Tuesday, March 10, 2015

Bakunin: "The State is not the Fatherland"



The State is not the Fatherland, it is the abstraction, the metaphysical, mystical, political, juridical fiction of the Fatherland. The common people of all countries deeply love their fatherland; but that is a natural, real love. The patriotism of the people is not just an idea, it is a fact; but political patriotism, love of the State, is not the faithful expression of that fact: it is an expression distorted by means of a false abstraction, always for the benefit of an exploiting minority.

Fatherland and nationality are, like individuality, each a natural and social fact, physiological and historical at the same time; neither of them is a principle. Only that can be called a human principle which is universal and common to all men; and nationality separates men, therefore it is not a principle. What is a principle is the respect which everyone should have for natural facts, real or social. Nationality, like individuality, is one of those facts. Therefore we should respect it. To violate it is to commit a crime, and, to speak the language of Mazzini, it becomes a sacred principle each time it is menaced and violated. And that is why I feel myself always sincerely the patriot of all oppressed fatherlands.

The Essence of Nationality. A fatherland represents the incontestable and sacred right of every man, of every human group, association, commune, region, and nation to live, to feel, to think, to want, and to act in its own way, and this manner of living and feeling is always the incontestable result of a long historic development.

Nationality and Universal Solidarity. There is nothing more absurd and at the same time more harmful, more deadly for the people than to uphold the fictitious principle of nationality as the ideal of all the people’s aspirations. Nationality is not a universal human principle: it is a historic, local fact which, like all real and harmless facts, has the right to claim general acceptance. Every people and the smallest folk-unit has its own character, its own specific mode of existence, its own way of speaking, feeling, thinking, and acting; and it is this idiosyncrasy that constitutes the essence of nationality, which is the result of the whole historic life and the sum total of the living conditions of that people.

Every people, like every person, is involuntarily that which it is and therefore has a right to be itself. Therein consists the so-called national rights. But if a certain people or person exists in fact in a determinate form, it does not follow that it or he has a right to uphold nationality in one case and individuality in the other as specific principles, and that they have to keep on forever fussing over them. On the contrary, the

less they think of themselves and the more they become imbued with universal human values, the more vitalised they become, the more charged with meaning nationality becomes in one instance, and individuality in the other.
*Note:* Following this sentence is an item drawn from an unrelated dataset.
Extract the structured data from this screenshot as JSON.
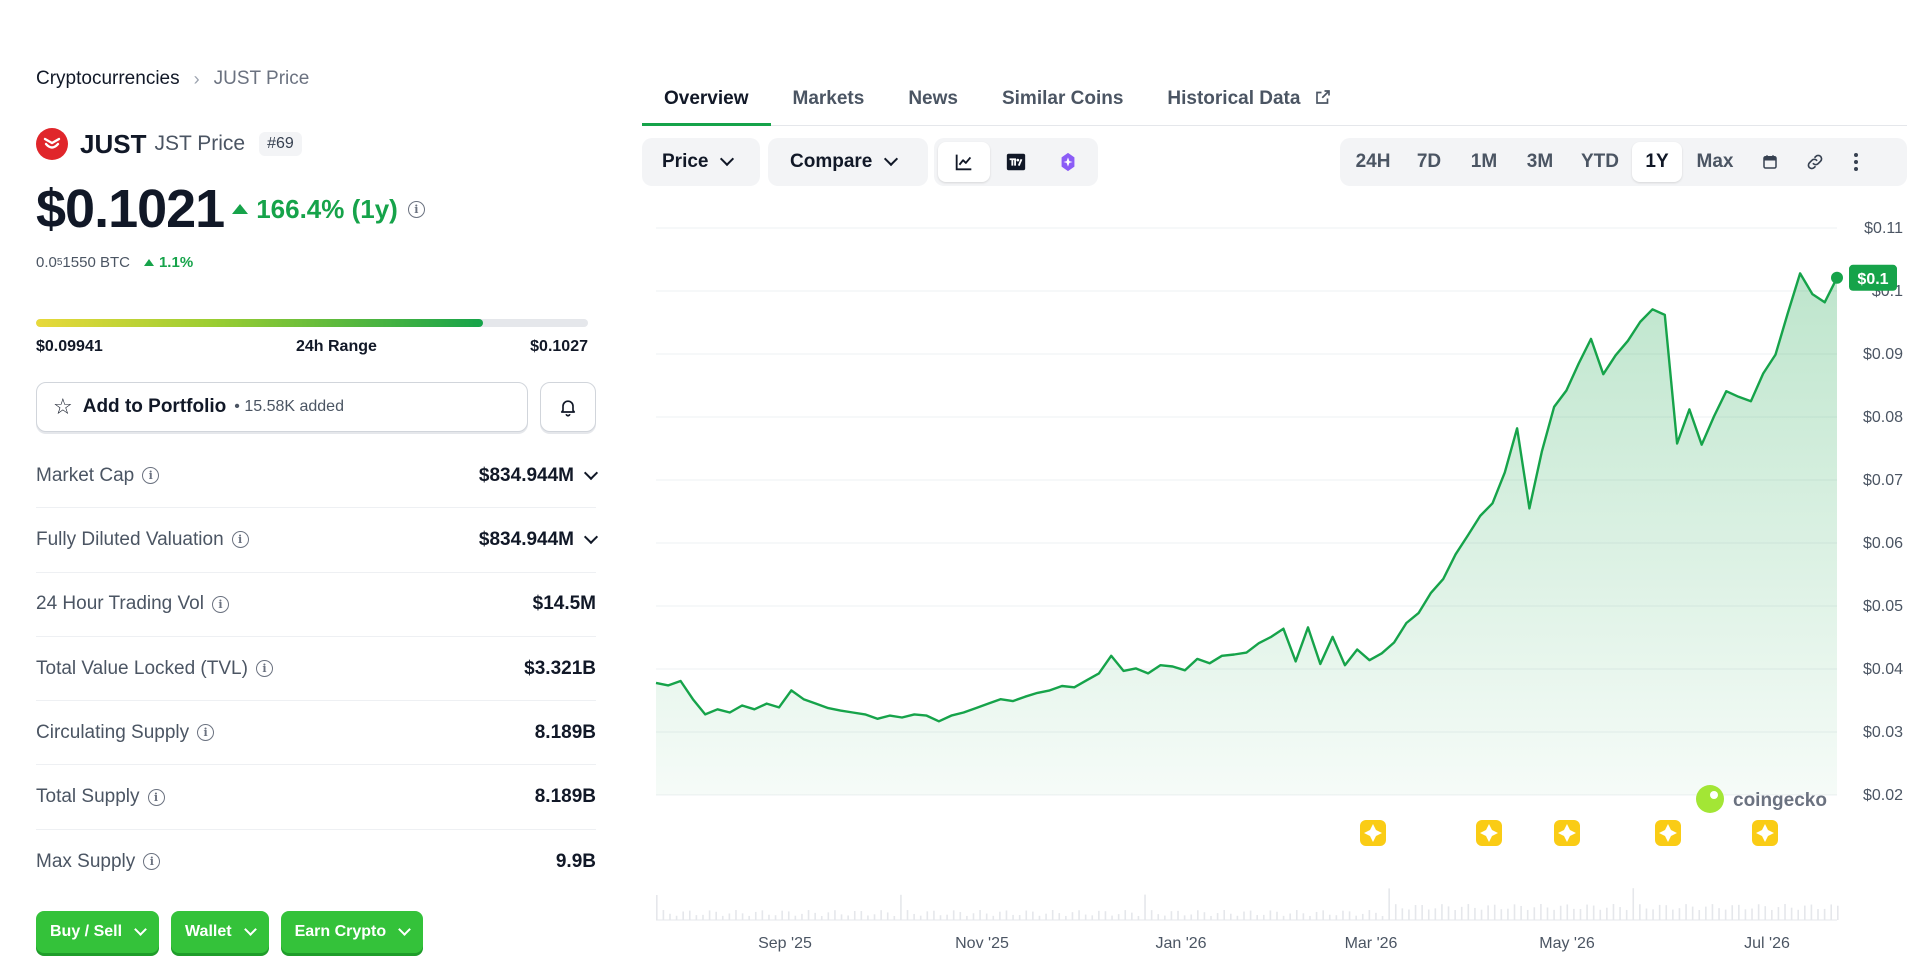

The Historic Responsibility of Every Nation. The dignity of every nation, like that of every individual, should consist mainly in each accepting full responsibility for its acts, without seeking to shift it to others. Are they not very foolish, all these lamentations of a big boy complaining with tears in his eyes that someone has corrupted him, and put him on the evil path? And what is unbecoming in the case of a boy is certainly out of place in the case of a nation, whose very feeling of self-respect should preclude any attempts to shift the blame for its own mistakes upon others.

Patriotism and Universal Justice. Every one of us should rise above the narrow, petty patriotism to which one’s own country is the centre of the world, and which deems itself great in so far as it makes itself feared by its neighbours. We should place human, universal justice above all national interests. And we should once and for all time abandon the false principle of nationality, invented of late by the despots of France, Russia and Prussia for the purpose of crushing the sovereign principle of liberty. Nationality is not a principle: it is a legitimate fact, just as individuality is. Every nationality, great or small, has the incontestable right to be itself, to live according to its own nature. This right is simply the corollary of the general principle of freedom.